It has brought me so much joy to be a part of this successful mission.
I will miss the uplifting team dynamics of this international crew.
There were countless times when I was reminded that the power of our
diverse team was more than the sum of its individual members.
Embarking on EVAs always comes with a risk and team members
continuously helped one other climb geographical features and cross
slippery areas. Even though each of us entered this mission with our
own research projects, neat interdisciplinary projects were formed
during the mission. A study investigating the strength of concrete
built from Earth sand versus Martian soil and a study examining the
heat transfer of the habitat using an infrared camera morphed into a
proposal to study the heat transfer properties of concrete built from
Earth sand versus Martian soil. Sharing our ideas and resources has
made this mission a success.
Today, we continued answering questions from school children from
Qatar. It was endearing to be asked by an eager student if there is a
school on Mars.

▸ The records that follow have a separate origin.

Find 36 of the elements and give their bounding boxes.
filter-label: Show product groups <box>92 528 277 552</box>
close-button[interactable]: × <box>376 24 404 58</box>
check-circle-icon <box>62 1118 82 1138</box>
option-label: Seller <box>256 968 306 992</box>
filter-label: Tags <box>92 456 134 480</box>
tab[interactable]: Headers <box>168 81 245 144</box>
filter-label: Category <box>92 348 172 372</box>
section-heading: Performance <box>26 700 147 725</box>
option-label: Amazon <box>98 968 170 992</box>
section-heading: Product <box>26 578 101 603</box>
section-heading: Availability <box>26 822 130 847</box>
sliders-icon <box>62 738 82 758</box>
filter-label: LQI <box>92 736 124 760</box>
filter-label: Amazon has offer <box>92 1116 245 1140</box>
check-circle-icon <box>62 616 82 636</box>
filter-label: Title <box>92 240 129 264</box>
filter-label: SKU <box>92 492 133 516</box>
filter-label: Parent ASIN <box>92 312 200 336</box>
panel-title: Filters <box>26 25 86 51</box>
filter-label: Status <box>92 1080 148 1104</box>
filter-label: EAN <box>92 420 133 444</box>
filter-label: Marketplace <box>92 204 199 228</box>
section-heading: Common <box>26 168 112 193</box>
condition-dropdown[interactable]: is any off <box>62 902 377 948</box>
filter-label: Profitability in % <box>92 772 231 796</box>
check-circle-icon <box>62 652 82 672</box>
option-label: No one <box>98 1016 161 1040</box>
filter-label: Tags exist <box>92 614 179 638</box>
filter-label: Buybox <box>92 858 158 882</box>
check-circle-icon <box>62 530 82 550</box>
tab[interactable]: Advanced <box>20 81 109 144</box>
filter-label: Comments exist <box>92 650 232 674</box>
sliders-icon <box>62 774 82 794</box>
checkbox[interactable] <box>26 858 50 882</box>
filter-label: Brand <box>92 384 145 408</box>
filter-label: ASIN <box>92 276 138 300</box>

While some questions were light-hearted, others were
more philosophical and we returned to discussions on the ethics of
terraforming another planet and how or whether resource management and
human rights could be improved today on Earth and one day on other
planets. As we prepare to conclude our mission, I cannot help but feel
inspired and impressed by the example of international collaboration
and volunteer efforts here at MDRS. Indeed, the MDRS represents
successful teamwork at a larger level than Crew 200. Thank you for
welcoming the seven of us crew members to be a part of this mission.